Securities settlement bank Euroclear recorded bumper profits during the first nine months of the year as it earned interest on cash balances frozen by Russian sanctions.
US and EU sanctions on Russia and Russian countermeasures saw a loss of Russia-related business income for Euroclear, however, this was “more than compensated” by increased income from interest payments on its cash balances.
The servicing bank saw its net profit surge 95% for the first three quarters versus the same period in 2021, from €342m to €667m, of which €241m owed to impacts related to Russia sanctions.
Cash on its balance sheet increased by €88.7bn year-on-year to €119.9bn as sanctions meant blocked coupon payments and redemptions continued to accumulate.
Euroclear’s board said it expects interest income to continue to grow “materially” as these asset freezes persist alongside a rising interest rate environment. It added it would retain any profits related to the Russian sanctions until the situation becomes clearer.
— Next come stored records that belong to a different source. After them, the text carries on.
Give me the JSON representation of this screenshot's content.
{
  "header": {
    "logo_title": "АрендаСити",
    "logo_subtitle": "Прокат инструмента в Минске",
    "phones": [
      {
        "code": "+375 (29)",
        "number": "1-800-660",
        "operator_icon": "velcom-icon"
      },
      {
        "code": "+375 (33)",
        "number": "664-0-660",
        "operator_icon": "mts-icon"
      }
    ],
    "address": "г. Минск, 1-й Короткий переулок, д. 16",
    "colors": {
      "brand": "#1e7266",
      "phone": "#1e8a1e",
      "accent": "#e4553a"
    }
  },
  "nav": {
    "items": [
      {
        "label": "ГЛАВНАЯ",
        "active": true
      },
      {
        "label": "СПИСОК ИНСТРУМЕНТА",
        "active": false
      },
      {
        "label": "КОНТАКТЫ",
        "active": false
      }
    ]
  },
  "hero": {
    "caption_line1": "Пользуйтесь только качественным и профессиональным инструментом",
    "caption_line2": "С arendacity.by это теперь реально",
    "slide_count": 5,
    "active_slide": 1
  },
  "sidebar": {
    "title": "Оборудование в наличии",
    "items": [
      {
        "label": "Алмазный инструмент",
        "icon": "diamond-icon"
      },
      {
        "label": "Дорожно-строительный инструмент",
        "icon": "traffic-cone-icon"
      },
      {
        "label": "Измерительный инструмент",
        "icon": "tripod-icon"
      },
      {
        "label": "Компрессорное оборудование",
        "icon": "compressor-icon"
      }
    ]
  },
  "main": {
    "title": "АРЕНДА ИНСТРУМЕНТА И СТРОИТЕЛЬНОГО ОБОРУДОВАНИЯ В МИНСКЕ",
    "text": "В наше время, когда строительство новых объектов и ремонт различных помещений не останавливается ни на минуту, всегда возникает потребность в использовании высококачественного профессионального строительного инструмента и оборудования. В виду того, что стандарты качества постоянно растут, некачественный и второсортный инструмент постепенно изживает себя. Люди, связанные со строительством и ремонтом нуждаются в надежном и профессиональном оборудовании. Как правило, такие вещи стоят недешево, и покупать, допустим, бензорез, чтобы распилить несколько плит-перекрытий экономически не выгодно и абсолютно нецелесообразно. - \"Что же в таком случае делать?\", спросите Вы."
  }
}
The bank said in a statement: “As per Euroclear’s standard process, the cash balances arising from the sanctions are invested which, depending on the prevailing interest rates, results in interest income.
“With the growth of sanctioned liabilities and the increase of interest rates, the materiality of revenues on cash balances arising from sanctions on Russia on the group’s financial results is unprecedented.”
Between January and the end September alone, it amassed €340m in additional revenues on cash balances arising from Russia sanctions.
Lieve Mostrey, CEO of Euroclear, commented: “The group benefits from a diversified business model which allows us to focus on supporting clients through these uncertain times, providing robust infrastructure and fulfilling our duties with respect to the sanctions on Russia.”
The impact of Russia sanctions has been far less positive for other parts of the ETF industry. Russia ETFs from Invesco, BlackRock, HSBC Asset Management, DWS and Amundi are either suspended or have been terminated altogether.
Meanwhile, market makers Jane Street, Flow Traders and GHCO are still fighting to recoup millions of dollars of assets from ailing Russian broker Sova Capital.